According to Google, the Save-To-Wallet API transfers merchant offers from the web to its Google Wallet tap-and-pay service with a single click--customers redeem offers by showing the offer code at the point of sale or by tapping their NFC-enabled Android device at a corresponding digital reader. The POS terminal recognizes the offer code and applies the discount to the consumer's basket. Google Wallet also reminds consumers to visit the store before an offer expires.
The Save-To-Wallet API is currently limited to Google Wallet merchant partners and requires authorization for use. Retailers supporting Google Wallet include American Eagle Outfitters, The Container Store, Foot Locker, Jamba Juice, Macy's, OfficeMax, Pinkberry and Toys"R"Us.
Google first introduced coupon capabilities to Wallet last fall by adding support for SingleTap, which enables consumers to redeem coupons and/or earn rewards points with one tap of their Android smartphone. Google Wallet also boasts the Featured Offers tab, which spotlights exclusive discounts from select retailers.

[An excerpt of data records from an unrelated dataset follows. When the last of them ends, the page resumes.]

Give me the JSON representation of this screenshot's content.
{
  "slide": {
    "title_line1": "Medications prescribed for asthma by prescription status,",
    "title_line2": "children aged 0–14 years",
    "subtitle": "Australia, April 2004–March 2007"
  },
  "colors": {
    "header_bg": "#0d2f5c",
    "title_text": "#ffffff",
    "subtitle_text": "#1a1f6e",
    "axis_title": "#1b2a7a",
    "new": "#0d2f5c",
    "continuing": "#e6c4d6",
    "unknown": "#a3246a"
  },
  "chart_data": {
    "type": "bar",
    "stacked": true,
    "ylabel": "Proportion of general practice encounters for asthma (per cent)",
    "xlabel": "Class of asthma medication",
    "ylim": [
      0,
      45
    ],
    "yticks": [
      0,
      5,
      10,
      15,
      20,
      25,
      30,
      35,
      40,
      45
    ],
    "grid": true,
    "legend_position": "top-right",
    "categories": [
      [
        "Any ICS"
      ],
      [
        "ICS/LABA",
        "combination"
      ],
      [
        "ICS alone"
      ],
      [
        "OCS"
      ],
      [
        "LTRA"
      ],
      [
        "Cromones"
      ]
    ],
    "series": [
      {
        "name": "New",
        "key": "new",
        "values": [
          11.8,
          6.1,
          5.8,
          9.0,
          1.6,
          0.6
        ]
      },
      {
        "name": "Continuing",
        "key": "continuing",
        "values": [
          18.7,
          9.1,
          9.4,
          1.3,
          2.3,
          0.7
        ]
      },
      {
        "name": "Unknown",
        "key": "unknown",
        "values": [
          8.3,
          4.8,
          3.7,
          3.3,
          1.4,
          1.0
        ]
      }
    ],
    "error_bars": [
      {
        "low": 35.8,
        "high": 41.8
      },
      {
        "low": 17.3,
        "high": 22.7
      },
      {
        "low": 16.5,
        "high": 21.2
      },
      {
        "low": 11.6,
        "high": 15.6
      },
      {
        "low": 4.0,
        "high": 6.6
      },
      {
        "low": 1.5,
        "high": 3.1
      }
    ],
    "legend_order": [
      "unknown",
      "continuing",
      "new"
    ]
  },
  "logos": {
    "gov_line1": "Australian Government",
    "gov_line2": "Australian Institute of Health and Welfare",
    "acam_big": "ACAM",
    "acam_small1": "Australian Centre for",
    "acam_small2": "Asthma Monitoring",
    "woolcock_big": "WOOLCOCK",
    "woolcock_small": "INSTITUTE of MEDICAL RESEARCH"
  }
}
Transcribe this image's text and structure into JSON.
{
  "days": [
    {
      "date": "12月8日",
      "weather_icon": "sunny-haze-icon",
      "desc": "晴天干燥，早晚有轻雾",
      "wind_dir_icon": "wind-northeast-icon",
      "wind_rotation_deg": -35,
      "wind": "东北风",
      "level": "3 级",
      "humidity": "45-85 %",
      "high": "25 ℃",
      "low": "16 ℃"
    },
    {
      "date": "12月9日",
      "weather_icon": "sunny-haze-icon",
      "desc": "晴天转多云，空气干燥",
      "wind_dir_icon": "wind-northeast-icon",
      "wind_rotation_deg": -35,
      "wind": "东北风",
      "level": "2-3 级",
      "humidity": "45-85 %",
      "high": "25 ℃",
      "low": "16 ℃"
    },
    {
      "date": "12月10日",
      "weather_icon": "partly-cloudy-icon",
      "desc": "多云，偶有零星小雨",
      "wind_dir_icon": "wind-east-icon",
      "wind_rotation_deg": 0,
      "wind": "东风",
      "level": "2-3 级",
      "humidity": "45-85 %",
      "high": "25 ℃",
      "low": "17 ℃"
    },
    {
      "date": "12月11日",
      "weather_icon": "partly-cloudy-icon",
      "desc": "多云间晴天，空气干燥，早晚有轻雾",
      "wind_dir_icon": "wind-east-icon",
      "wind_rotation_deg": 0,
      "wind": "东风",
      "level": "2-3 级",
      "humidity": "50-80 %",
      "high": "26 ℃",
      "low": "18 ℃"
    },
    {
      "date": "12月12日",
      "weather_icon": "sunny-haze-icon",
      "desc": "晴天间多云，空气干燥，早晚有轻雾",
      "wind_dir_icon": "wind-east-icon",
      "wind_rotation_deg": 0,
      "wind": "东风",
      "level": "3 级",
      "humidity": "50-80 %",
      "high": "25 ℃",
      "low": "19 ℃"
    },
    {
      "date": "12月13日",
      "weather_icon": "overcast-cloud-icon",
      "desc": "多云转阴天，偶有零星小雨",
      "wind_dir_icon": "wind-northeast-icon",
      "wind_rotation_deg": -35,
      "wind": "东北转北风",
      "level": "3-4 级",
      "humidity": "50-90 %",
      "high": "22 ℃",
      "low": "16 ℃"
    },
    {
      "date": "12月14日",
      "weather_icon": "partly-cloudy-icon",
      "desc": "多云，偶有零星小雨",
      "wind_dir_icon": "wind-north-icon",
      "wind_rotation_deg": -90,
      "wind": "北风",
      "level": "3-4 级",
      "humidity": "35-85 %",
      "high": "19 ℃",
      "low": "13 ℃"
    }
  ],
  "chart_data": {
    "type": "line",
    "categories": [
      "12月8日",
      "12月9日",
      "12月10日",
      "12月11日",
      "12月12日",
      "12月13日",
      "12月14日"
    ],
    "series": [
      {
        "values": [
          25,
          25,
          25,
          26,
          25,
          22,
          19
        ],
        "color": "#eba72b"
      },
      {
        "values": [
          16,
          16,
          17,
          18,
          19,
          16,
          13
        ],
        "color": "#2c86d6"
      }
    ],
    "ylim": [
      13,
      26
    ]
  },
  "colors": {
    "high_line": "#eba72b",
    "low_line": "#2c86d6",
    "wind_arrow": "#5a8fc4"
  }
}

Google Wallet went live in May 2011. Although Sprint Nextel (NYSE:S) has introduced a handful of Android smartphones supporting the service, Verizon Wireless (NYSE:VZ), AT&T Mobility (NYSE:T) and T-Mobile USA have shunned Google Wallet as they continue building out their own nationwide m-commerce network, Isis, slated to begin consumer trials later this year. Reports also indicate Sprint is planning its own rival contactless payment initiative, casting doubt on how Google Wallet fits into its plans moving forward.
In March, Bloomberg reported Google is considering sharing Wallet revenues with operators to expand the service to additional Android devices and galvanize consumer adoption. Another possibility under consideration, sources told Bloomberg: Google may sidestep operators altogether, relying more heavily on in-store point-of-sale systems to process Google Wallet transactions.